Sounds like its time to be a parent and keep your children at home if they are that prone to getting ill. Time to quit your jib and home school. Instead of critizing other parents look the mirror and and deal with your personal situation yourself.
This article is really spot on! My son is a Type 1 Diabetic, has Lupus and also has Hypogammaglobulinemia. When he gets sick, we are almost guaranteed a few days in the ICU with Diabetic Ketoacidosis. I really hate seeing him hooked up to all that equipment, and I really hate stating at a heart monitor for 36-48 hours, praying that he decides to fight his way back, instead of giving in. Please, Please keep them home if you can,, and PLEASE teach them how very important washing their hands is, coughing into their arm and not their hand,,, all of those little things that can mean the difference between life and death for us!
My kids aren’t even special needs and I couldn’t agree more!

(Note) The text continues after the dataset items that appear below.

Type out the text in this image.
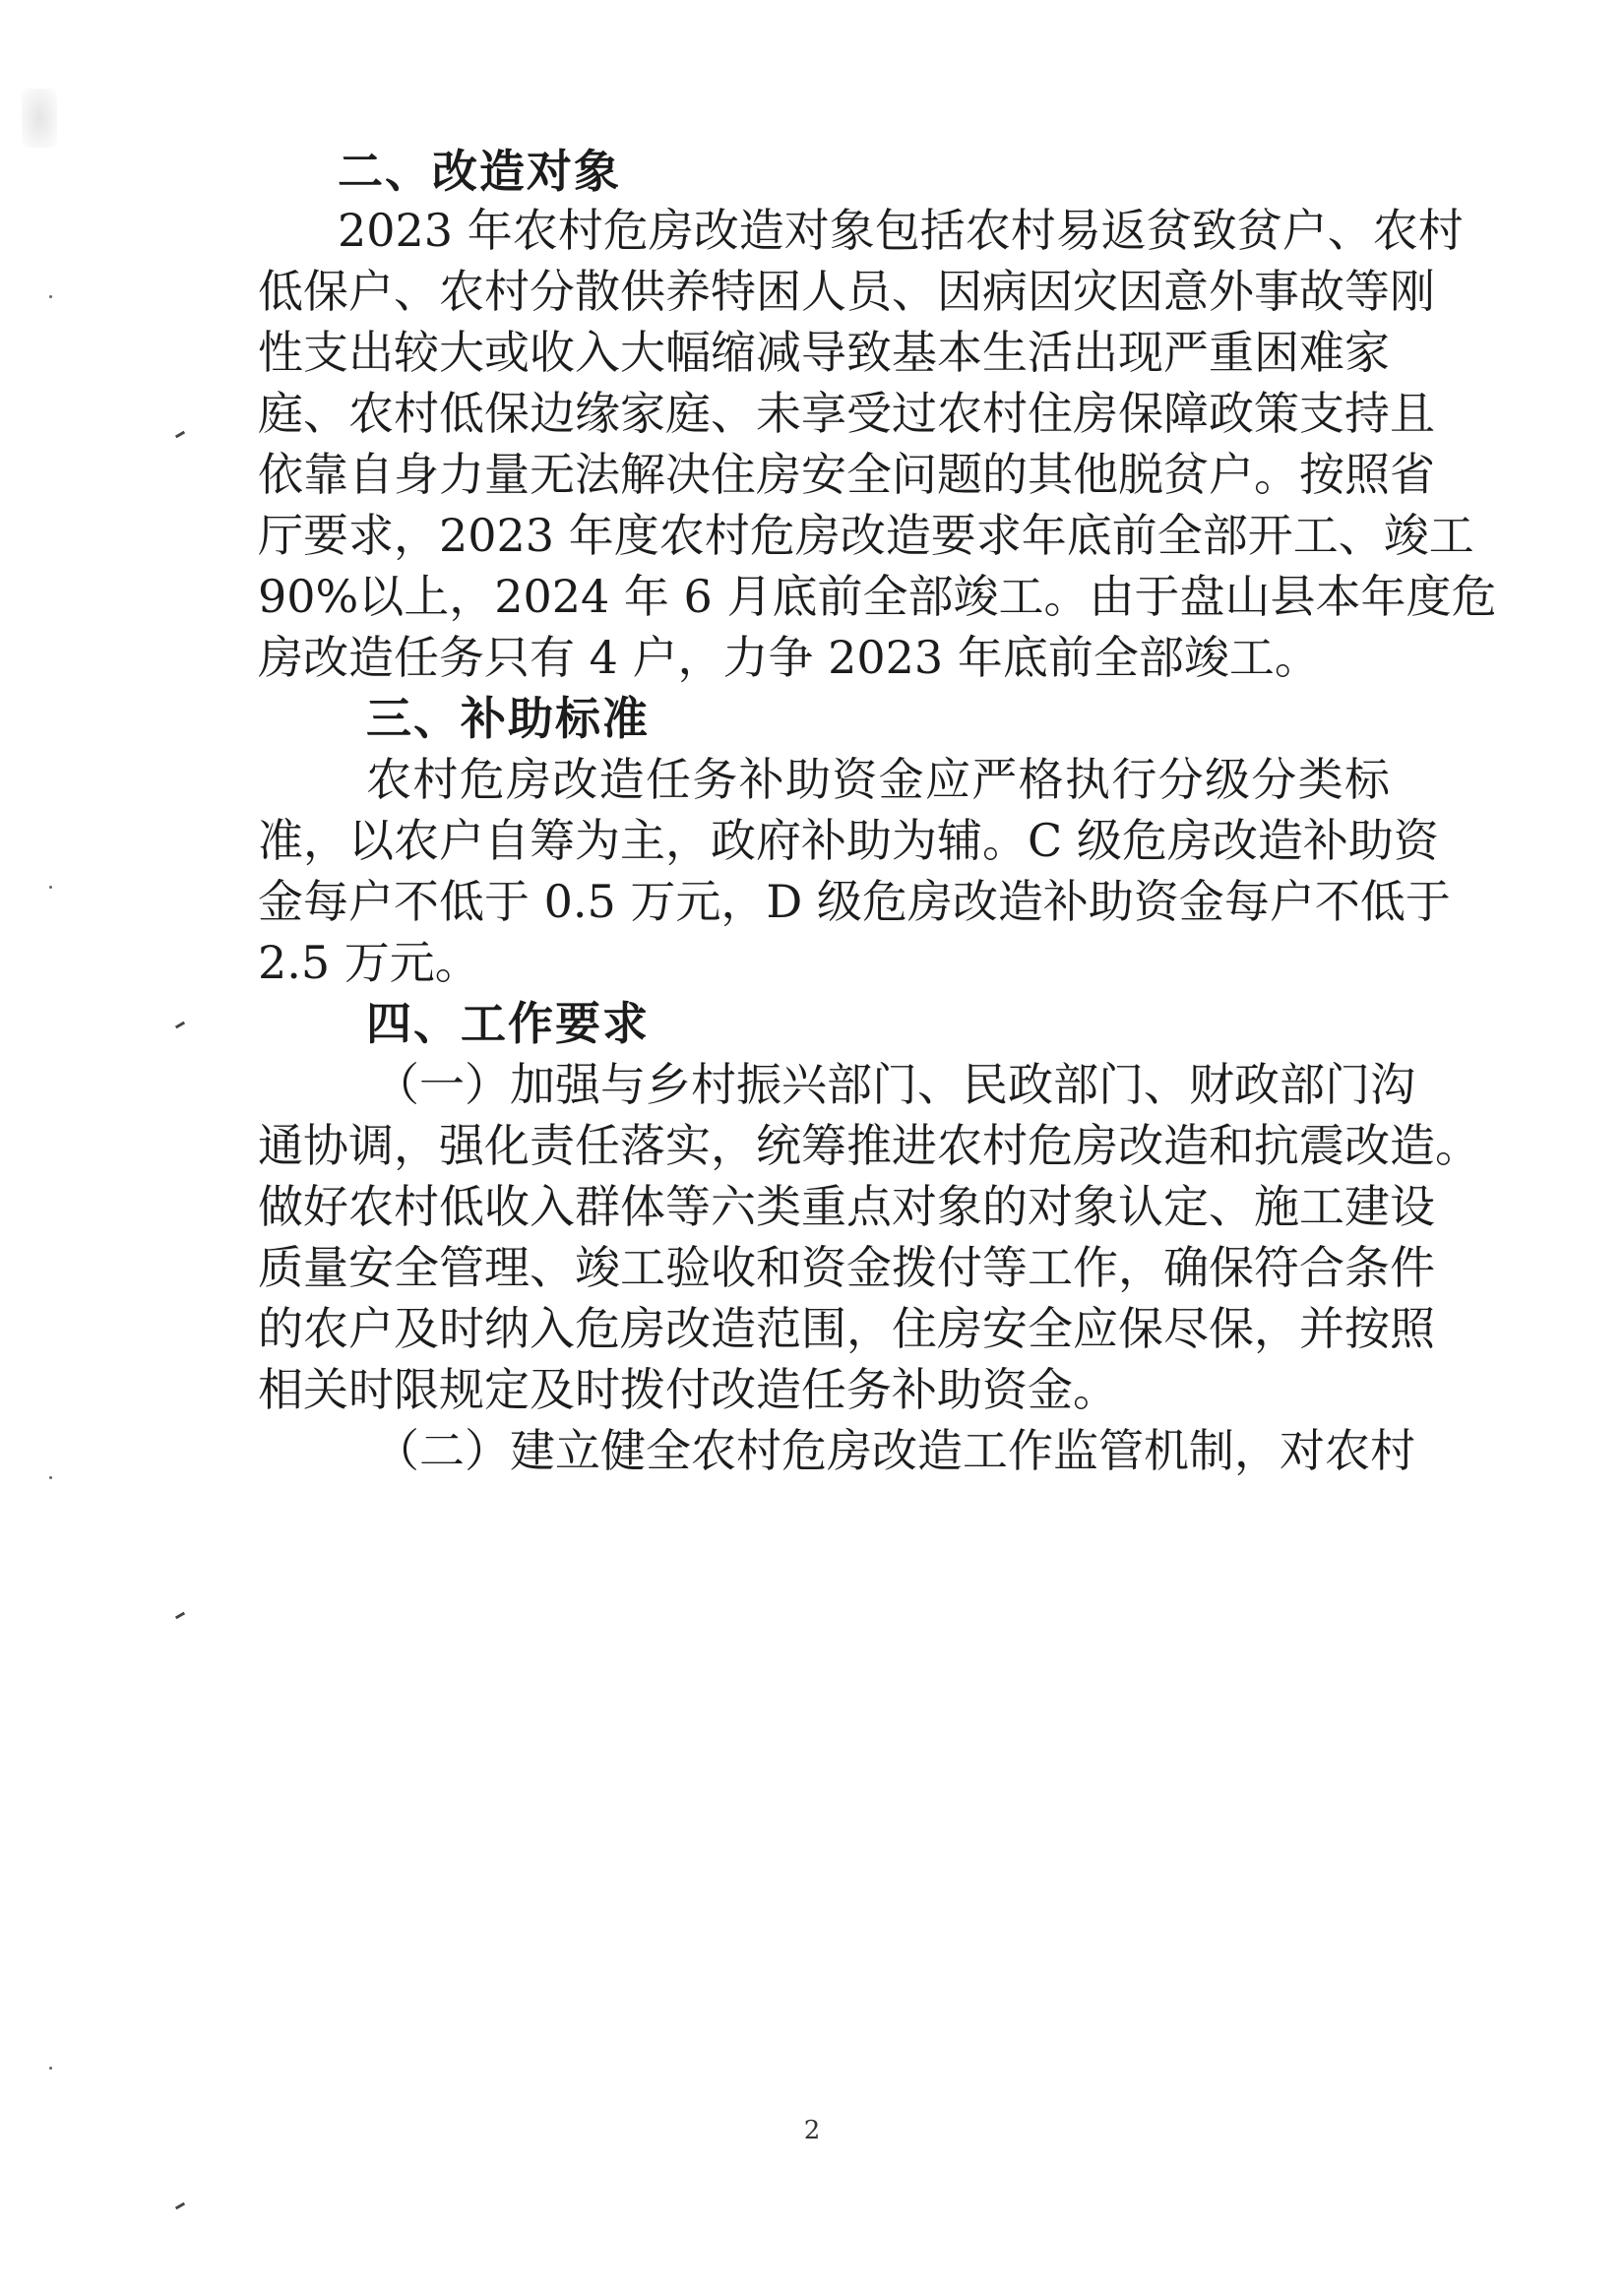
二、改造对象
2023 年农村危房改造对象包括农村易返贫致贫户、农村
低保户、农村分散供养特困人员、因病因灾因意外事故等刚
性支出较大或收入大幅缩减导致基本生活出现严重困难家
庭、农村低保边缘家庭、未享受过农村住房保障政策支持且
依靠自身力量无法解决住房安全问题的其他脱贫户。按照省
厅要求，2023 年度农村危房改造要求年底前全部开工、竣工
90%以上，2024 年 6 月底前全部竣工。由于盘山县本年度危
房改造任务只有 4 户，力争 2023 年底前全部竣工。
三、补助标准
农村危房改造任务补助资金应严格执行分级分类标
准，以农户自筹为主，政府补助为辅。C 级危房改造补助资
金每户不低于 0.5 万元，D 级危房改造补助资金每户不低于
2.5 万元。
四、工作要求
（一）加强与乡村振兴部门、民政部门、财政部门沟
通协调，强化责任落实，统筹推进农村危房改造和抗震改造。
做好农村低收入群体等六类重点对象的对象认定、施工建设
质量安全管理、竣工验收和资金拨付等工作，确保符合条件
的农户及时纳入危房改造范围，住房安全应保尽保，并按照
相关时限规定及时拨付改造任务补助资金。
（二）建立健全农村危房改造工作监管机制，对农村
2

I can’t imagine what it’s like for all the poor families who have to battle extra hard bc other people are too inconsiderate to keep their germs at home. I understand not every job gives sick days. I used to work for a place where I had no insurance and you got in trouble for caking off without Dr notes, but that’s still no excuse for getting other kids and parents and elderly people sick that could die from not being able to fight it off, or even healthy adults who then also have to call off their jobs now for getting your sickness. This whole go to work or send your child to school, daycare, or events suck has to stop! Think of how many flu strands and colds that would end if people stopped spreading them, then they mutate in your bodies and become new strands, and the cycle continues. Even getting a flu shot isn’t 100% guaranteed that you won’t get the flu bc they only estimate which viruses will be popular that year. I really wish employer’s would figure out that they would have less people calling off for getting sick if they would let the people who are sick or have sick family members heal without spreading it.
Our son is 3 and has never had the luxury of having “sniffles” at home. The last 2 years our closest PICU has gotten to know him very well with all of the rhinovirus infections and a couple RSVs we’ve encountered.
Thank you for this article, just for the sake of knowing we’re not alone.
#1 biggest battle for us is how tight to make our bubble. Just “getting on with life” would see us living at the hospital full time with a 3 and 5 year old… we’ve chosen to homeschool and we dont attend public events with the kids that are indoors. Visitors to our house must be symptom free for 24 hours and we always have to either phone everyone ahead when we go somewhere to so health-checks or be ready to turn around for home if we see coughing or sniffles. My kids deal amazingly well with interrupted plans now and they get that they’d rather be at home healthy than live hospital life.
It is still overwhelming to think of the future. Hopes for positive changes have been dashed as of yet. BUT I’ve found much comfort and encouragement in just making home time fun and special. I play on the floor with my kids and have time to bake with them and other homey things that a busy Mama might not get to have. My kiddo’s toddler years are not zooming by; we try to appreciate this time exclusive to our family.